Я достал карту: поблизости не было ни одной усадьбы, а в деревне у нас нет проверенных людей, нести туда раненого неразумно. Подумав, вызвал хозяина во двор.

— Когда последний раз были немцы?

— Часа два назад, — ответил он.

— Откуда приезжали?

— Откуда — не знаю, но видел, как они ехали со стороны Жодино к Минску.

— Вы советский гражданин, а мы партизаны. Примите нашего раненого товарища, — попросил я.

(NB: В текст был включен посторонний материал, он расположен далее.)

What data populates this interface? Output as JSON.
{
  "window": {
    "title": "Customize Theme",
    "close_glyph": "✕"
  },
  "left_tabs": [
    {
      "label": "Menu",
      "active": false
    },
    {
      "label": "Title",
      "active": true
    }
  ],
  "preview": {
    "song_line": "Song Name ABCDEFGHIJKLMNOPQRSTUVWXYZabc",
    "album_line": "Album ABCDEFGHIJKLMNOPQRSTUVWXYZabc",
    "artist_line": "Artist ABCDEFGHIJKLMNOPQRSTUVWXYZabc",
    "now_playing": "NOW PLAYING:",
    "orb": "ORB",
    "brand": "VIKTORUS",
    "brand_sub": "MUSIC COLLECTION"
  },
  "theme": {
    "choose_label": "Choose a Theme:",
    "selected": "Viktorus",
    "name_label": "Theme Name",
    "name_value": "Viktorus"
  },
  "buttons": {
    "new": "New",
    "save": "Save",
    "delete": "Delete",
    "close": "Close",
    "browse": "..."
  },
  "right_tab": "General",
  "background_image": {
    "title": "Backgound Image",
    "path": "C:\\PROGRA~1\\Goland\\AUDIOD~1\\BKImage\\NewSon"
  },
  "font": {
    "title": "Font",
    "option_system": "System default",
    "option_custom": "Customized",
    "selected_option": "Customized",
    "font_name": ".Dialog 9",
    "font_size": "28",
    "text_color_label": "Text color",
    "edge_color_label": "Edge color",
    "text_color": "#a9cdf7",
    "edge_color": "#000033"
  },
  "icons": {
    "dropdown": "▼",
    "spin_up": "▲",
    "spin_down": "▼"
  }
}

— Что вы партизаны — верю, но бойца вашего не приму, — угрюмо ответил хозяин и отступил на шаг.

— Почему?

— Сами видите: живу у дороги, немцы каждый день бывают. Найдут бойца — не только ему, всем нам петля. Думайте обо мне что хотите, а принять не могу.

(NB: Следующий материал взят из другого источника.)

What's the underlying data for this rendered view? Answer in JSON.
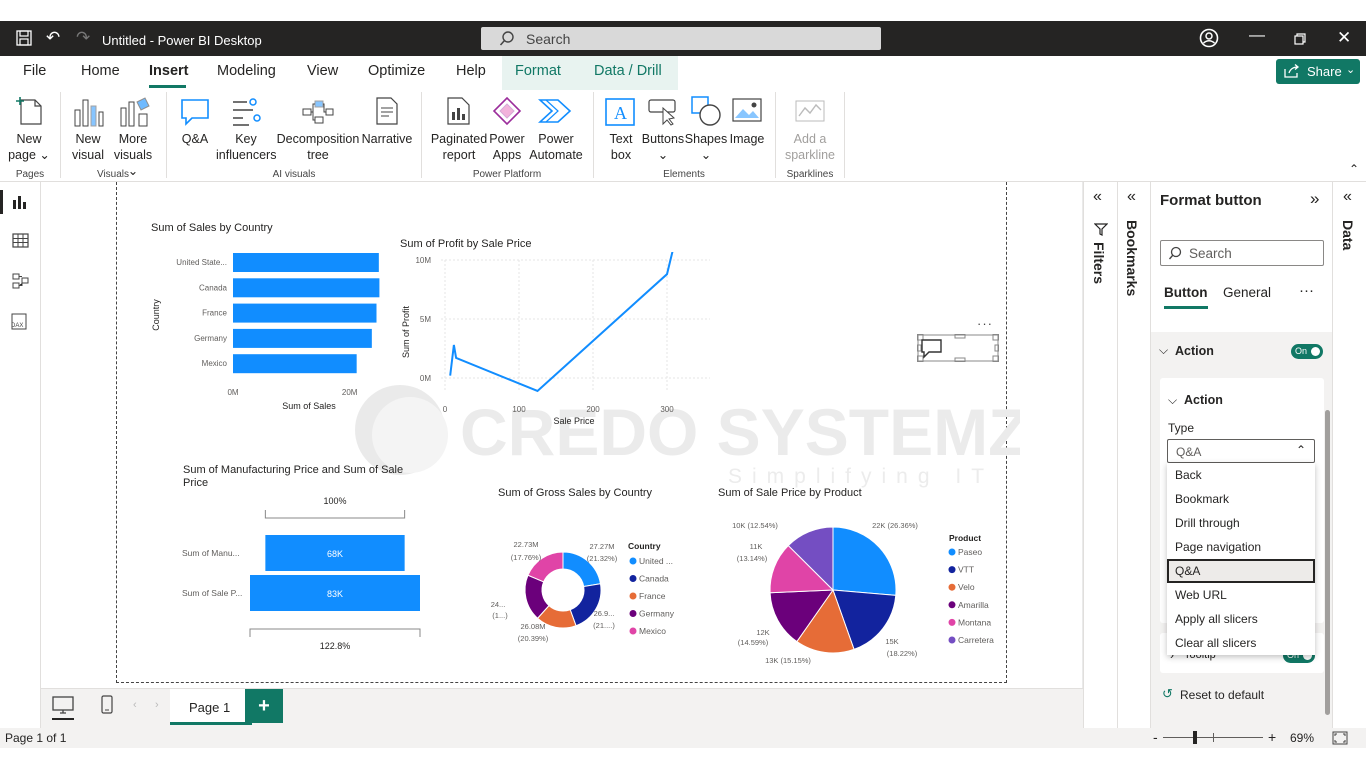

— Наш товарищ пролил кровь за вас и ваших детей. Люди грудью бросаются на вражеские пулеметы, а вы в трудную минуту не хотите помочь партизанам сохранить жизнь советского патриота.

Я чувствовал, что лесник колеблется. Помолчав, он сказал:

— Как хотите, а в хозяйстве его укрыть нельзя: или кто заметит, или дети проболтаются, мало ли чего может быть.

Я и сам уже склонялся к выводу что лесник прав — в его доме раненого укрыть нельзя. Тогда я предложил спрятать его недалеко от хозяйства.

— Ну, спрячу. А что дальше? — спросил Акулич.

— Вы должны его скрывать от всех, в том числе и от своей семьи, приносить ему пищу, делать перевязки.

— Кормить? Чем же я его буду кормить, когда мы сами голодаем, а раненому нужны будут яйца, молоко? — возразил он.

Я вынул из сумки пачку немецких марок и отдал Акуличу.

— За это можно купить?

— Можно.

— Только смотрите, осторожней покупайте, чтобы не пало подозрение, и пусть лучше семья тоже не знает ничего о деньгах.



Акулич согласился. Я строго предупредил его:

— Смотри, друг, оккупанты нагрянули и уберутся, а Советская власть была, есть и будет. Если предашь — тебя все равно настигнет карающая рука народа.

Акулич угрюмо, но твердо сказал, что предателем он не был и не будет.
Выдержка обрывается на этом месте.